I media continentali danno molta enfasi all’incontro e ricordano che sia il Partito comunista cinese sia il Kuomintang sono allineati sul “consenso del 1992”, il documento stipulato all’epoca dalle delegazioni semi-ufficiali dei due Paesi e che stabilisce il principio di “una sola Cina”, quello riconosciuto da tutti i Paesi che vogliono avere relazioni diplomatiche con Pechino.

Il Partito comunista cinese e il Kuomintang di Taiwan hanno però fatto i conti senza l’oste, nella fattispecie il Partito democratico taiwanese, quel terzo incomodo che da sempre spinge per l’indipendenza anche formale di Taipei e che, di relazioni politiche attraverso lo stretto, proprio non ne vuol sentire parlare. Attualmente non è al potere, quindi poco può fare se non propaganda. Il suo “direttore esecutivo per la ricerca politica”, Joseph Wu Jau-Shieh, si è affrettato a specificare che presenterà un disegno di legge al parlamento di Taipei per scongiurare l’apertura dell’ufficio dei “continentali” sul suolo taiwanese. 

Per il Partito democratico, l’apertura della delegazione “non ufficiale” o “privata” sarebbe il primo tassello di una soluzione alla Hong Kong: un Paese, due sistemi. L’organizzazione sostiene anche che il principio “di una sola Cina” è di pura foggia continentale, mentre la linea di Taipei non deve discostarsi da quella tracciata nella costituzione della Repubblica di Cina, varata nel 1945 (quando il Kuomintang era ancora al potere anche in terraferma) ed emendata per l’ultima volta nel 2005, in base alla quale (sintetizziamo) è la Cina continentale a essere parte della Repubblica di Cina e non il contrario.

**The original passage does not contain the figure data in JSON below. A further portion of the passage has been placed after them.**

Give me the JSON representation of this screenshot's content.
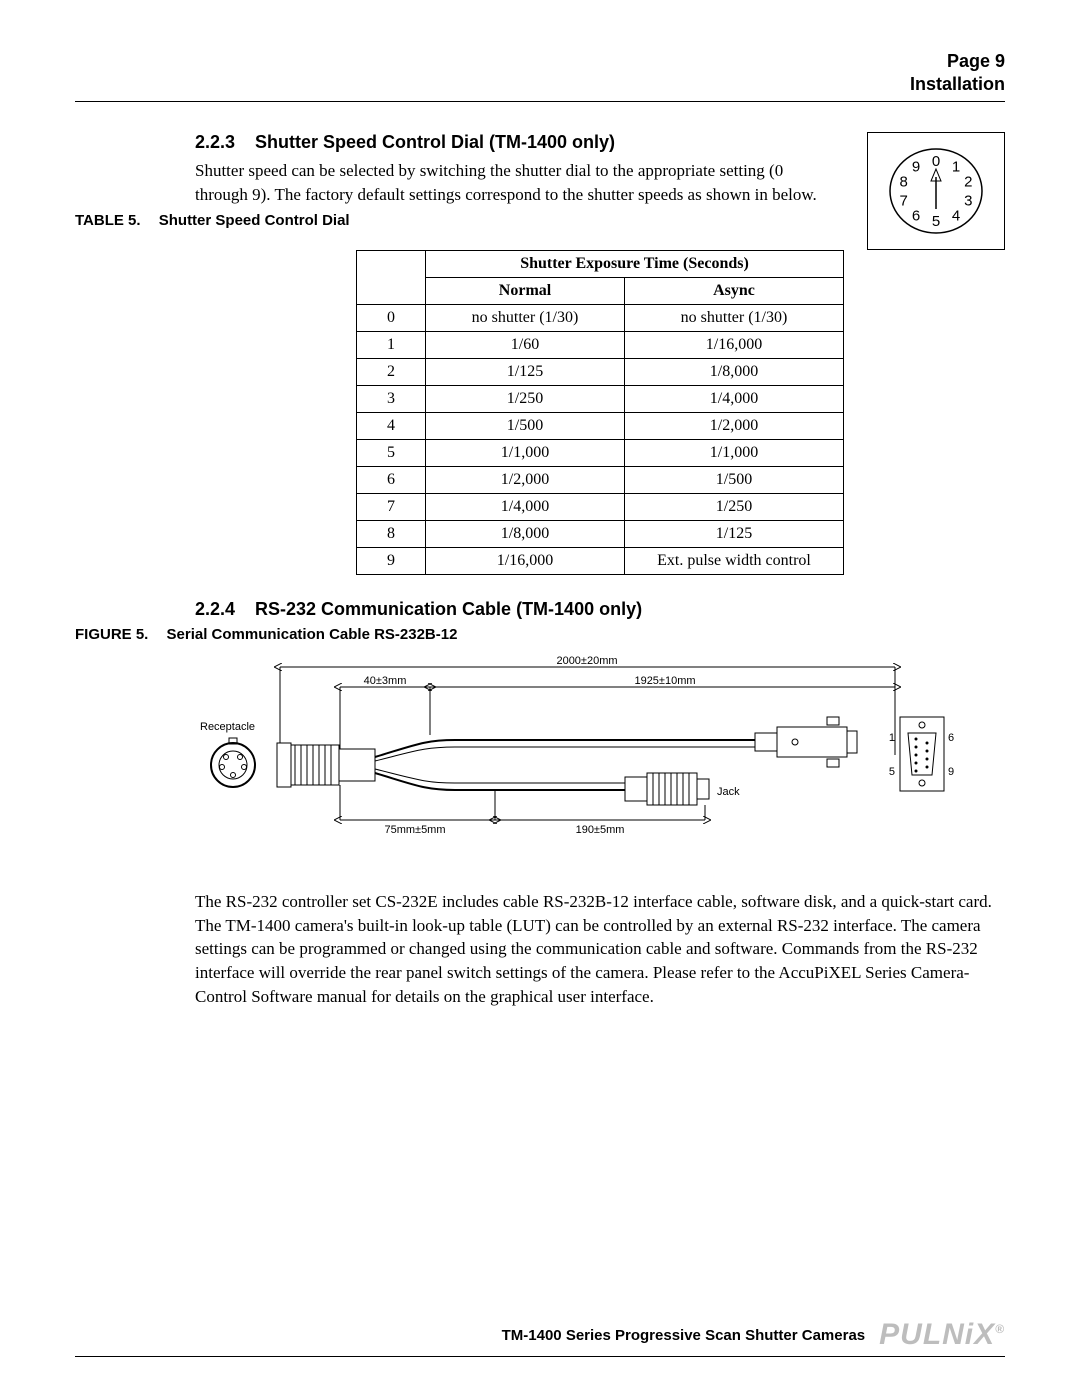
{
  "colors": {
    "text": "#000000",
    "bg": "#ffffff",
    "logo_gray": "#bdbdbd",
    "rule": "#000000"
  },
  "header": {
    "page_label": "Page 9",
    "section_label": "Installation"
  },
  "section_223": {
    "num": "2.2.3",
    "title": "Shutter Speed Control Dial (TM-1400 only)",
    "paragraph": "Shutter speed can be selected by switching the shutter dial to the appropriate setting (0 through 9). The factory default settings correspond to the shutter speeds as shown in below."
  },
  "dial": {
    "type": "rotary-dial",
    "digits": [
      "0",
      "1",
      "2",
      "3",
      "4",
      "5",
      "6",
      "7",
      "8",
      "9"
    ],
    "fontsize": 15
  },
  "table5": {
    "caption_label": "TABLE 5.",
    "caption_text": "Shutter Speed Control Dial",
    "header_span": "Shutter Exposure Time (Seconds)",
    "col_normal": "Normal",
    "col_async": "Async",
    "rows": [
      {
        "idx": "0",
        "normal": "no shutter (1/30)",
        "async": "no shutter (1/30)"
      },
      {
        "idx": "1",
        "normal": "1/60",
        "async": "1/16,000"
      },
      {
        "idx": "2",
        "normal": "1/125",
        "async": "1/8,000"
      },
      {
        "idx": "3",
        "normal": "1/250",
        "async": "1/4,000"
      },
      {
        "idx": "4",
        "normal": "1/500",
        "async": "1/2,000"
      },
      {
        "idx": "5",
        "normal": "1/1,000",
        "async": "1/1,000"
      },
      {
        "idx": "6",
        "normal": "1/2,000",
        "async": "1/500"
      },
      {
        "idx": "7",
        "normal": "1/4,000",
        "async": "1/250"
      },
      {
        "idx": "8",
        "normal": "1/8,000",
        "async": "1/125"
      },
      {
        "idx": "9",
        "normal": "1/16,000",
        "async": "Ext. pulse width control"
      }
    ]
  },
  "section_224": {
    "num": "2.2.4",
    "title": "RS-232 Communication Cable (TM-1400 only)"
  },
  "figure5": {
    "caption_label": "FIGURE 5.",
    "caption_text": "Serial Communication Cable RS-232B-12",
    "labels": {
      "total": "2000±20mm",
      "left_short": "40±3mm",
      "right_long": "1925±10mm",
      "receptacle": "Receptacle",
      "jack": "Jack",
      "bottom_left": "75mm±5mm",
      "bottom_mid": "190±5mm",
      "pin1": "1",
      "pin5": "5",
      "pin6": "6",
      "pin9": "9"
    },
    "style": {
      "stroke": "#000000",
      "stroke_width": 1
    }
  },
  "rs232_paragraph": "The RS-232 controller set CS-232E includes cable RS-232B-12 interface cable, software disk, and a quick-start card. The TM-1400 camera's built-in look-up table (LUT) can be controlled by an external RS-232 interface. The camera settings can be programmed or changed using the communication cable and software. Commands from the RS-232 interface will override the rear panel switch settings of the camera. Please refer to the AccuPiXEL Series Camera-Control Software manual for details on the graphical user interface.",
  "footer": {
    "text": "TM-1400 Series Progressive Scan Shutter Cameras",
    "logo": "PULNiX",
    "reg": "®"
  }
}
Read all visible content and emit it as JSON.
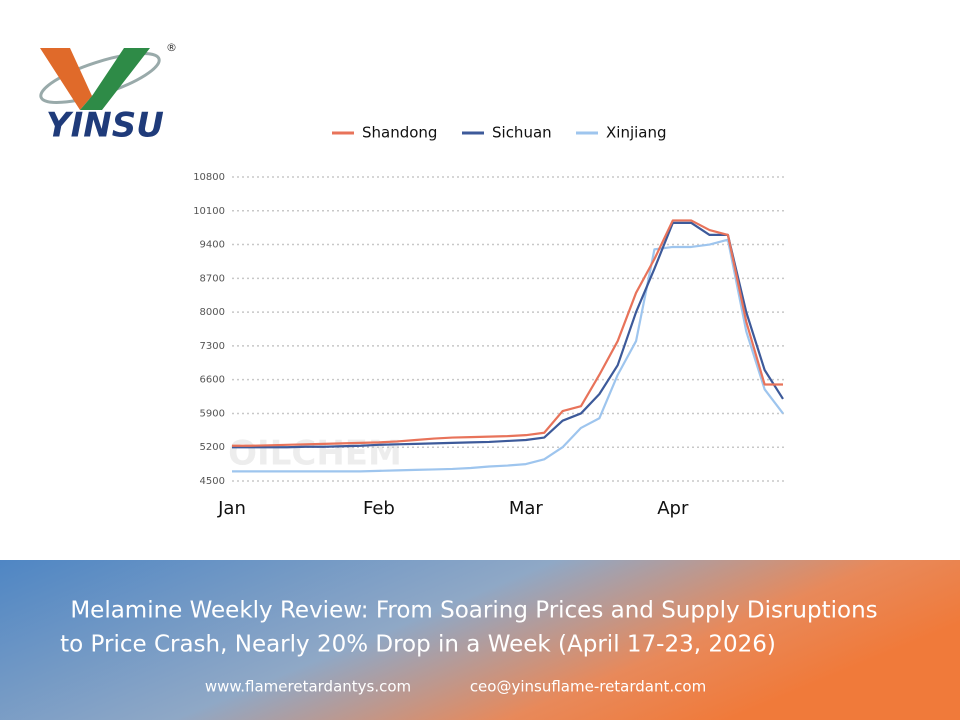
{
  "logo": {
    "name": "YINSU",
    "mark": "®"
  },
  "chart_data": {
    "type": "line",
    "watermark": "OILCHEM",
    "categories": [
      "Jan",
      null,
      null,
      null,
      null,
      null,
      null,
      null,
      "Feb",
      null,
      null,
      null,
      null,
      null,
      null,
      null,
      "Mar",
      null,
      null,
      null,
      null,
      null,
      null,
      null,
      "Apr",
      null,
      null,
      null,
      null,
      null,
      null
    ],
    "series": [
      {
        "name": "Shandong",
        "color": "#e8735a",
        "values": [
          5230,
          5230,
          5240,
          5250,
          5260,
          5270,
          5280,
          5290,
          5300,
          5320,
          5350,
          5380,
          5400,
          5410,
          5420,
          5430,
          5450,
          5500,
          5950,
          6050,
          6700,
          7400,
          8400,
          9100,
          9900,
          9900,
          9700,
          9600,
          7800,
          6500,
          6500
        ]
      },
      {
        "name": "Sichuan",
        "color": "#3d5a9a",
        "values": [
          5200,
          5200,
          5200,
          5200,
          5210,
          5210,
          5220,
          5230,
          5250,
          5260,
          5270,
          5280,
          5290,
          5300,
          5310,
          5330,
          5350,
          5400,
          5750,
          5900,
          6300,
          6900,
          8000,
          8900,
          9850,
          9850,
          9600,
          9600,
          8000,
          6800,
          6200
        ]
      },
      {
        "name": "Xinjiang",
        "color": "#9ec5ee",
        "values": [
          4700,
          4700,
          4700,
          4700,
          4700,
          4700,
          4700,
          4700,
          4710,
          4720,
          4730,
          4740,
          4750,
          4770,
          4800,
          4820,
          4850,
          4950,
          5200,
          5600,
          5800,
          6700,
          7400,
          9300,
          9350,
          9350,
          9400,
          9500,
          7600,
          6400,
          5900
        ]
      }
    ],
    "ylim": [
      4500,
      10800
    ],
    "yticks": [
      4500,
      5200,
      5900,
      6600,
      7300,
      8000,
      8700,
      9400,
      10100,
      10800
    ],
    "grid": true,
    "legend": "top"
  },
  "banner": {
    "headline": [
      "Melamine Weekly Review: From Soaring Prices and Supply Disruptions",
      "to Price Crash, Nearly 20% Drop in a Week (April 17-23, 2026)"
    ],
    "website": "www.flameretardantys.com",
    "email": "ceo@yinsuflame-retardant.com"
  }
}
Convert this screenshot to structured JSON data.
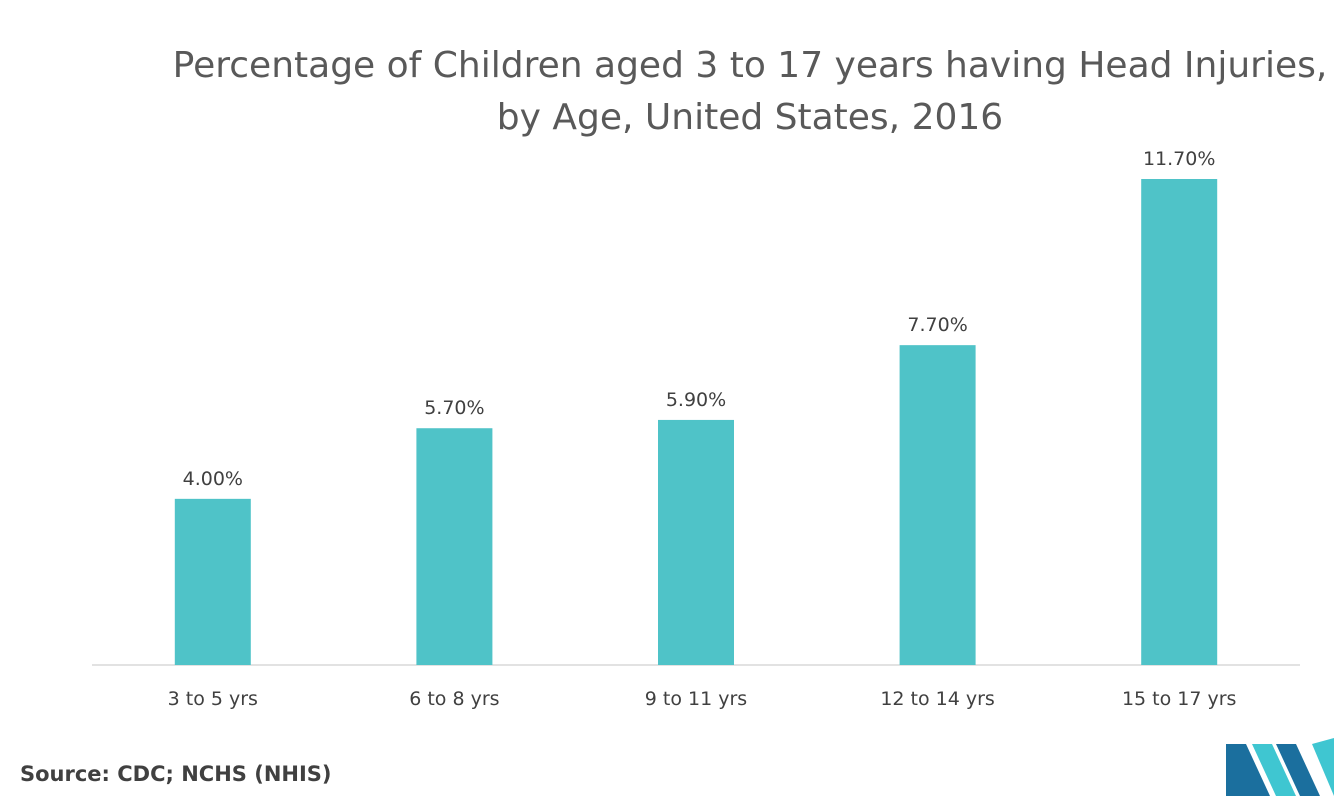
{
  "chart_data": {
    "type": "bar",
    "title": "Percentage of Children aged 3 to 17 years having Head Injuries, by Age, United States, 2016",
    "categories": [
      "3 to 5 yrs",
      "6 to 8 yrs",
      "9 to 11 yrs",
      "12 to 14 yrs",
      "15 to 17 yrs"
    ],
    "values": [
      4.0,
      5.7,
      5.9,
      7.7,
      11.7
    ],
    "data_labels": [
      "4.00%",
      "5.70%",
      "5.90%",
      "7.70%",
      "11.70%"
    ],
    "ylim": [
      0,
      11.7
    ],
    "grid": false,
    "legend": "none"
  },
  "colors": {
    "bar": "#4fc3c8",
    "axis": "#d9d9d9",
    "label": "#404040",
    "logo_dark": "#1b6f9e",
    "logo_light": "#3fc6d1"
  },
  "source": "Source: CDC; NCHS (NHIS)"
}
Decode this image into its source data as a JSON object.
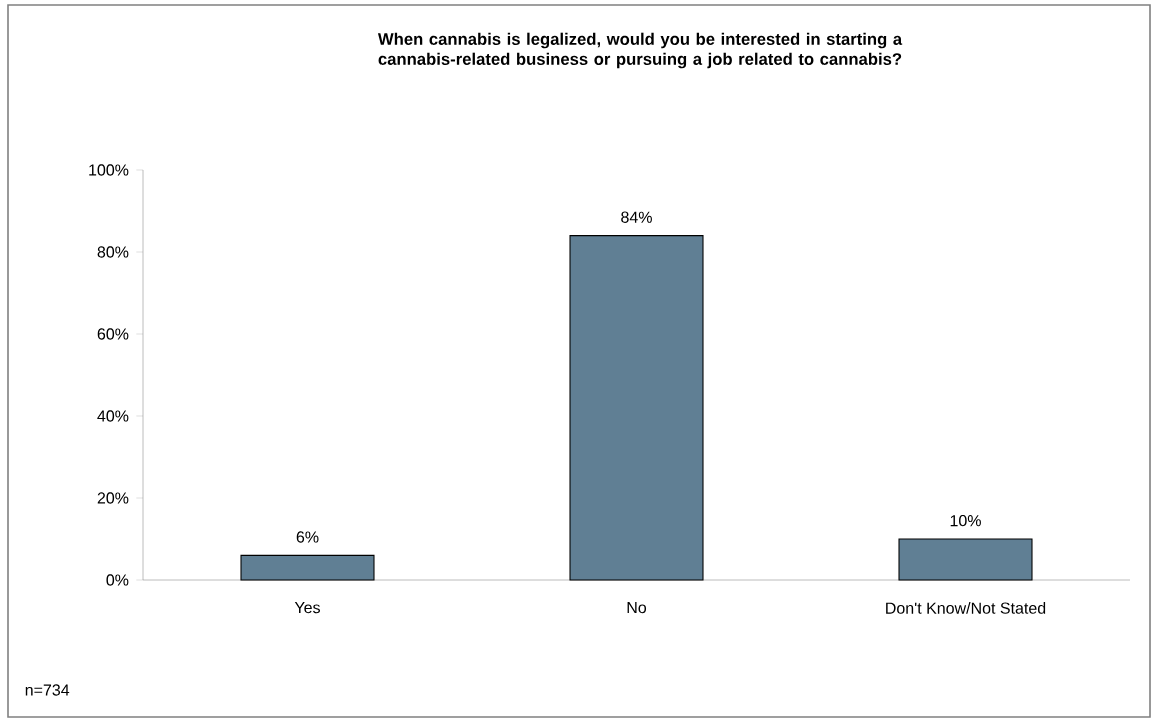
{
  "chart_data": {
    "type": "bar",
    "title": "When cannabis is legalized, would you be interested in starting a cannabis-related business or pursuing a job related to cannabis?",
    "categories": [
      "Yes",
      "No",
      "Don't Know/Not Stated"
    ],
    "values": [
      6,
      84,
      10
    ],
    "value_labels": [
      "6%",
      "84%",
      "10%"
    ],
    "color": "#607f94",
    "ylim": [
      0,
      100
    ],
    "yticks": [
      {
        "value": 0,
        "label": "0%"
      },
      {
        "value": 20,
        "label": "20%"
      },
      {
        "value": 40,
        "label": "40%"
      },
      {
        "value": 60,
        "label": "60%"
      },
      {
        "value": 80,
        "label": "80%"
      },
      {
        "value": 100,
        "label": "100%"
      }
    ],
    "grid": false,
    "annotations": [
      "n=734"
    ]
  }
}
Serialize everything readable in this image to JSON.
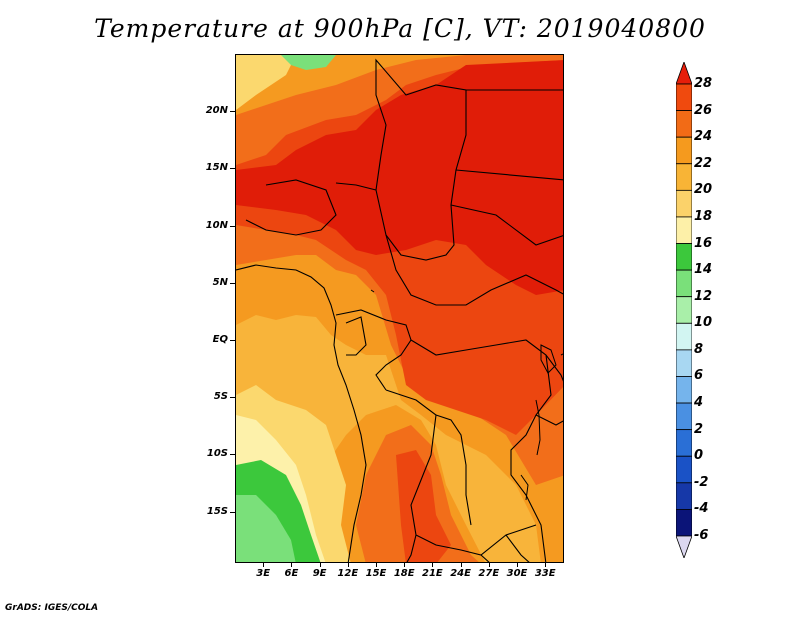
{
  "title": "Temperature at 900hPa [C], VT: 2019040800",
  "credit": "GrADS: IGES/COLA",
  "map": {
    "lat_labels": [
      "20N",
      "15N",
      "10N",
      "5N",
      "EQ",
      "5S",
      "10S",
      "15S"
    ],
    "lat_values": [
      20,
      15,
      10,
      5,
      0,
      -5,
      -10,
      -15
    ],
    "lon_labels": [
      "3E",
      "6E",
      "9E",
      "12E",
      "15E",
      "18E",
      "21E",
      "24E",
      "27E",
      "30E",
      "33E"
    ],
    "lon_values": [
      3,
      6,
      9,
      12,
      15,
      18,
      21,
      24,
      27,
      30,
      33
    ],
    "lat_range": [
      -19.5,
      25
    ],
    "lon_range": [
      0,
      35
    ],
    "variable": "Temperature",
    "level": "900hPa",
    "units": "C"
  },
  "colorbar": {
    "labels": [
      "28",
      "26",
      "24",
      "22",
      "20",
      "18",
      "16",
      "14",
      "12",
      "10",
      "8",
      "6",
      "4",
      "2",
      "0",
      "-2",
      "-4",
      "-6"
    ],
    "values": [
      28,
      26,
      24,
      22,
      20,
      18,
      16,
      14,
      12,
      10,
      8,
      6,
      4,
      2,
      0,
      -2,
      -4,
      -6
    ],
    "colors": [
      "#e61e0a",
      "#f04a0e",
      "#f26b16",
      "#f59a1e",
      "#f8b436",
      "#fbd26a",
      "#fdf0a8",
      "#3cc83c",
      "#7ae07a",
      "#a9efa9",
      "#d2f5f2",
      "#a8d7f2",
      "#75b4ec",
      "#4a90e2",
      "#2a6fd6",
      "#1a52c6",
      "#1638a8",
      "#0b1478",
      "#dcd8f0"
    ]
  },
  "fields": {
    "c28": "#e01d08",
    "c26": "#ec4610",
    "c24": "#f26e1a",
    "c22": "#f59a20",
    "c20": "#f8b43a",
    "c18": "#fbd86e",
    "c16": "#fdf1aa",
    "c14": "#3cc83c",
    "c12": "#7ae07a"
  }
}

Il Kuomintang, da parte sua, si muove circospetto per il timore che qualsiasi eccessiva apertura verso Pechino sposti l’elettorato verso il Partito democratico. Così si spiegano i piedi di piombo con cui si è mossa la delegazione del Kuomintang sul continente. Wu Poh-hsiung ha infatti dichiarato che la politica del governo Ma per affrontare i problemi attraverso lo stretto è graduale, “affronta la parte facile prima di quella difficile”, e si occupa quindi di questioni economiche prima di quelle politiche. Lo stesso presidente taiwanese ha più volte affermato che i tempi non sono maturi per colloqui politici più approfonditi e che non prevede ulteriori passi in avanti prima della fine del proprio mandato, nel maggio 2016.

Da parte sua, Xi Jinping ha invitato l’interlocutore a “guarire dal trauma storico” e a rafforzare la fiducia politica reciproca nel quadro di “una sola Cina”, formula che ricorre ogni tre righe in quasi tutte le cronache.

È soprattutto Pechino, che parte da una posizione di forza, a premere affinché si arrivi al più presto a rapporti politici “veri”. Il presidente-segretario cinese insiste anche sulla parola d’ordine fondamentale del proprio mandato, quando auspica che le due parti possano lavorare insieme per raggiungere “il grande rinnovamento della nazione cinese”, secondo quanto riporta il Global Times. In cambio, la Cina si impegna a promuovere una significativa partecipazione di Taiwan nelle attività internazionali “attraverso negoziati tra le due sponde su un piano di parità”.

Cosa questo significhi, ancora non è chiaro. Intanto Pechino spera che il Kuomintang resti a lungo al potere a Taiwan.